Этого кайр не знал. Правда, помнил, что засаду в гробнице устроила Минерва. Значит, она знает, где берется газ, но спросить нельзя: владычица уплыла другим кораблем.

Хармон схватился за спасительную ниточку:

— Отложим работы до встречи с ее величеством! Она пособит с водородом, и уж тогда…

— Правильно! — воскликнул калека. — А пока займемся другими делами. Давайте мне формулу пропитки для ткани. Пошлю птицу в Первую Зиму, пускай сразу закупят все необходимое!

Где я тебе возьму формулу, изверг?!


Судно проходило шлюз — торчало в каменном колодце, а вода понемногу стекала, обнажая склизкие, обросшие зеленью стены.

— Смердит здесь, — сказал Салем.

— Точно, — признал Весельчак. — А ты, Хармон, говорил: пропитка для шара тоже смердела. Похоже?

— Похоже — на что?

— Тебе виднее, ты ж нюхал. Сам скажи: смердела как навоз, как портянки, аль как тухлятина?

— Не помню. Просто гадко было.

— Дык вспоминай! Понюхай всякого, выбери — так и найдем пропитку.

Помощники стали носить Хармону образцы на пробный нюх. Он даже не представлял, сколько источников отменной вони имеется на борту! В прошлом-то плаванье крутился около владыки да в офицерском салоне, потому вынес ложное впечатление: на судне пахнет свежим морским бризом, лакированной мебелью, дорогим вином. Весельчак и Салем раскрыли ему глаза — точнее, ноздри. Камбуз чадил пережженным маслом, в кубрике от запаха пота мухи дохли на лету. Снасти пахли речной цвелью, доски обшивки — забористой смолою. Трюмы таили целые букеты ароматов: подгнившая рыба, тухлая вода, крысиная дохлятина…

— Хватит с меня! Больше не выдержу! — отбрыкивался Хармон, зажимая нос.

— Нашел запах пропитки? Нет? Нюхай дальше!

Исчерпав бортовые фонтаны запахов, Весельчак обратил взгляд на сторону. К берегам Ханая (как и всякой большой реки) липли мастерские, потребляющие воду. Вот дубильный цех: шибает так, что слезы из глаз. Вот обосновались красильщики: по всей реке плывут радужные пятна. Зачерпни, брат Хармон, понюхай хорошенько. А вот скотобойня…

— Да на кой она мне? Думаешь, Гортензий бычьей кровью шар пропитывал?!

— Кто его знает, он же шиммериец. Лучше понюхай, брат Хармон, лишним не будет.

Помимо тошноты, торговца донимал кайр Сорок Два. Он ходил — катался — буквально по пятам и во все сунул нос.
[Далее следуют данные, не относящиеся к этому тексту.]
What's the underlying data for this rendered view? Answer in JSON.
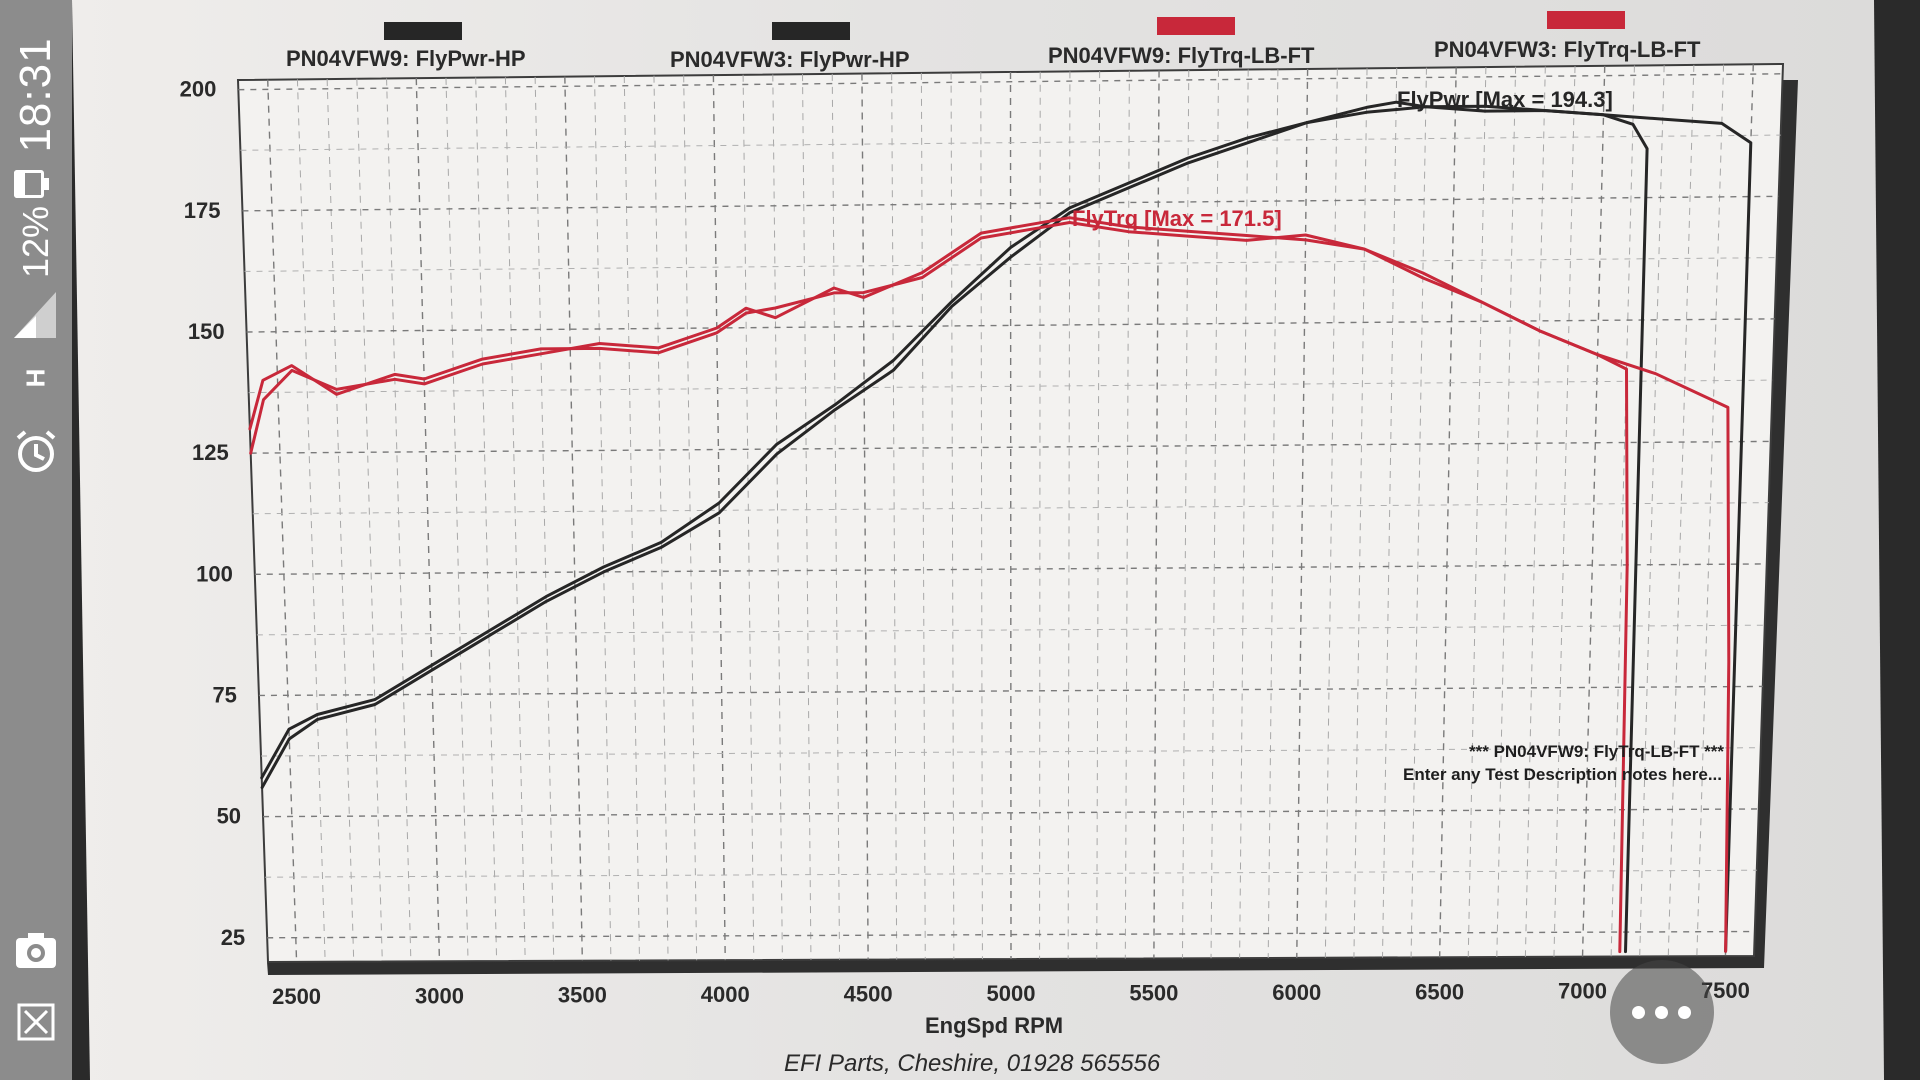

— Сударь, зачем вам красильный цех? Хотите перекрасить шар? Отличная идея, предлагаю черный и красный цвета!.. А дубильня зачем? Шар из дубленой кожи? Боюсь, тяжеловатым выйдет… А что это вы нюхали на нижней палубе?

Даже крутые лестницы не спасали: калеку всюду сопровождал грей и при нужде носил на руках. Сорок Два преследовал Хармона, движимый честным желанием помочь. Но от этого легче не становилось! Торговец нашел лишь одну защиту — бегство. Издали заслышав демонический скрип колес, кидался наутек и прятался где-нибудь, пока угроза не прокатит мимо. Не очень простая задача: скрыться на лоханке размером в два вагона. Но в этом деле Хармон дивно преуспел. Может, он пока не стал мастером судостроительства, зато гениально научился играть в прятки.


Корабль вышел из Ханая в море, облегчив страдания торговца: ремесленные цеха остались позади. Но и разгадка секретов не приблизилась. Впереди теперь — прямое плаванье до самого Уиндли, а Уиндли — это земли северян. Там уж волей-неволей придется строить. А как — Хармон не знал до сих пор.

Он всерьез задумался над вариантом побега. Коли сбежишь, то, может, и не поймают. А соорудишь черте что вместо шара — точно жди беды. Но на сей раз Хармон отверг бегство. Торговец, точно сказочный лис, обманул всех прежних господ: и Мориса Лабелина, и Второго из Пяти, и самого владыку. Надо же хоть когда-нибудь начать жить по чести! Если Хармон таки построит небесный корабль, Низа узнает и будет кусать локти. Заманчиво это, чего греха таить. А если обдурить северян, не простит Молчаливый Джек — он ведь тоже из Ориджинов. С призраком шутки плохи…

Перед дальним плаваньем флотилия зашла в Руайльд пополнить запасы. На пирсе стояла добрая дюжина шиммерийских кораблей, и Хармоном овладела надежда на чудо. Авось Гортензий получил письмо и пустился-таки в плаванье! Авось сойду сейчас на берег — и прямо на него наткнусь! Хармон прытко сбежал по трапу, лихо оторвался от колесного преследователя, нырнул в толпу шиммерийских моряков… и тяжело вздохнул. Гортензия тут не было, и быть не могло: как бы он успел так быстро? Двух недель не прошло со дня отправки письма. Эх…

— О, Хармон, ты здесь! — Весельчак поймал его под локоть. — Навостри нос, идем нюхать!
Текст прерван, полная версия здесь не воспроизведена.